Typically writing comments for game is separate step done before other steps. This allows comment author to focus on making clear explanations and presenting ideas clearly.
In comment writing one usually decided which variations to include, and when just reference board without additional variation diagram. However comment author does not finalize diagrams, so they are unlikely to be ready for printing.
Showing Part of Board
Often only small part of board is important in variation. Diagram can specify visible area in board.
Do not show too small area, as it may confuse reader. Include one empty row and column in every direction, if empty areas is close. If no reasonable empty area is close, it is necessary to look at board position to not create distracting effects.
Actual game is almost always shown in full board, even it would not be necessary for including moves.
Move number range
Avoid move number over 100, as these get hard to read, especially when there are lots of numbered stoned in diagram.
Move numbers over 200 should almost never be used.
Variation and diagrams
Combining variations and diagrams allows diagrams that contain alternative continuations for example to show why certain move does not work. These diagrams often start move numbering from 1. This can be done by selecting Start numbering from 1 in diagram creation dialog.
Margins for diagrams
Diagrams are often positioned in middle of text. In such layout suitable distance between text and diagram is needed. if distance is too small, result is confusing and hard to read layout. Too much margin reduces amount of diagrms and text that fits into page. It is usually better to leave too much than too little
GOWrite can add extra white space to diagrams. This may avoid need to adjust diagram margins in layout program, where it often must be done individually for each diagram. Adjustment is available in Options -> Layout and Graphics Options. In dialog select area "Diagram" and ajust margin values.
Typical layout strategies
Number of typical layout strategies exists, roughly speaking "Narrow Column", "Wide Column" and "Fixed Diagram Location"
Narrow Column Width
Typical layout has relatively narrow columns. Column width is often close to board width. Typical narrow column example is on right.
Typical example is two columns in A5. A5 is smallest size, where two columns can be reasonably used. Two columns in A5 may result in quite narrow for board. Two columns in A4 (or landscape A5) results in similat, but less packed layout.
In narrow columns board may be bit wider than text column, as illustrated in picture below. Moves in board may extend significantly outside of text column.
Often board may also be extend bit over (or below) text.
In the example left and right margins for text are marked with red.
Wide column width is easy to typeset. It may be necessary to leave a lot of white space when there are a lot of diagrams compared to explanation text.

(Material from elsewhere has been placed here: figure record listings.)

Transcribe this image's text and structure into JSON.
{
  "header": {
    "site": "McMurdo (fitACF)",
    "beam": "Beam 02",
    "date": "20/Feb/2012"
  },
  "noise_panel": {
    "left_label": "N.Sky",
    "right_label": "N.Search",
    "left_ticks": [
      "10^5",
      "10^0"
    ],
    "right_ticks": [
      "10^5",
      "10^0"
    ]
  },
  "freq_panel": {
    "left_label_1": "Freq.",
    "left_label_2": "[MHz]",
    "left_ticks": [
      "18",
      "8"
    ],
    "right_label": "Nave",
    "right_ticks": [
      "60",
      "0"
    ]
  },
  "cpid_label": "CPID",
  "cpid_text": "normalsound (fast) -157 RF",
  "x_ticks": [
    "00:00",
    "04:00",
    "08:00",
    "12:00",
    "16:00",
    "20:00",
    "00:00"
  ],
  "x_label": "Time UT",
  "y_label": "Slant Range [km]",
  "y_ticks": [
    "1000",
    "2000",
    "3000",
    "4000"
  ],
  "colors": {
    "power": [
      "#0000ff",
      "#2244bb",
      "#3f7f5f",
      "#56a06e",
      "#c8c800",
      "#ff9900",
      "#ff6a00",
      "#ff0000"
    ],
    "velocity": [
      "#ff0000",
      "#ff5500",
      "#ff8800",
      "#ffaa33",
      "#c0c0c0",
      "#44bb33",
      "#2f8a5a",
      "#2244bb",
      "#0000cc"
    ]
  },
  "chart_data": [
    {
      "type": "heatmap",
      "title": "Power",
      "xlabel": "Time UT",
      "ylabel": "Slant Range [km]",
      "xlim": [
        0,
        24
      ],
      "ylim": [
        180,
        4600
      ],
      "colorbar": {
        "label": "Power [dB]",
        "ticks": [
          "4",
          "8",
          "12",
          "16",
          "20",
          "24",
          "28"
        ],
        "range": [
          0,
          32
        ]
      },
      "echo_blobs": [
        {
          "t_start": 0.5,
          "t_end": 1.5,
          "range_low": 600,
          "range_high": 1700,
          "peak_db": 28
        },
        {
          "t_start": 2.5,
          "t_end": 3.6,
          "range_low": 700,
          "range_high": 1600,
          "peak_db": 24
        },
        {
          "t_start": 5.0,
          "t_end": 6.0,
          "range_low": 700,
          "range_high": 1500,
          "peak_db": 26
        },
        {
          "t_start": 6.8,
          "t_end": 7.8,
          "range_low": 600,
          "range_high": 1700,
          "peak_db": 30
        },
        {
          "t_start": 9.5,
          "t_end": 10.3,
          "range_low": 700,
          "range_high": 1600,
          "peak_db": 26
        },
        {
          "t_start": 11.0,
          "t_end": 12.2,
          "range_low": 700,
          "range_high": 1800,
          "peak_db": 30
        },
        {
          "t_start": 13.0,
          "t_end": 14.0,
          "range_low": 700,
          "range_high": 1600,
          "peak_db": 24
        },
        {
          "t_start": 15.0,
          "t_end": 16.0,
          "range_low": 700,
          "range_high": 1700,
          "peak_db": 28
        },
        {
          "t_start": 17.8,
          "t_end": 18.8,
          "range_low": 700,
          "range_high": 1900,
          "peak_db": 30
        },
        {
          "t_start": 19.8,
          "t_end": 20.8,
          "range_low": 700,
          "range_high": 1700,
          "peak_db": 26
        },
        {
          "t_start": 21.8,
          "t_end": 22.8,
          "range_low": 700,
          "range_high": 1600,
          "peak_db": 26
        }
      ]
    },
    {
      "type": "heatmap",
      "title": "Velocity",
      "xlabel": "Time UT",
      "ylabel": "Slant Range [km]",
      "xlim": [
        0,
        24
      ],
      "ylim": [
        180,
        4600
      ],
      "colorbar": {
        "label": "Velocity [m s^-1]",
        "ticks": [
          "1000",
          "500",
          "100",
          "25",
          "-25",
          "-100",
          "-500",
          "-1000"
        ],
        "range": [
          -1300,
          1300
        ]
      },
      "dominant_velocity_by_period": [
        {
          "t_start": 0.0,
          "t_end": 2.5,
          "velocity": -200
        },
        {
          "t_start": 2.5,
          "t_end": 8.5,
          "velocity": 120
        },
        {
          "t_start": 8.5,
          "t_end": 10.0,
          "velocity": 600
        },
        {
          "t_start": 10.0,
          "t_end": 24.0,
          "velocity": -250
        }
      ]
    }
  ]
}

In wide column layout it is often possible to add text to either side of bull-board diagram. However this may be unadvisable, as empty space would improve readability.
Wide column is typical used in layouts for textbooks having longer explanations.
Fixed Diagram Locations
In fixed diagram location diagrams are put in same location in every page. Result may be very good, if material is regular enough for this kind of layout. As there is minimal variation in layout, reader quickly learns layout and can find relevant information.
In the example answers to problems are in fixed grid. Typically problems and solutions have very limited text associated with them.
Fixed diagram locations may be suitable for Joseki Dictionaries (Ishida) or problem books.
Small (partial board) diagrams may alternatively be in left or right aligned in column. When properly used, this may give clear connection between text and diagram.
In this example please pay attention to diagram and text for Variation 6 and Variation 7.
However it is not good idea to pack text too tightly. White space can be used to structure comments and improve readability.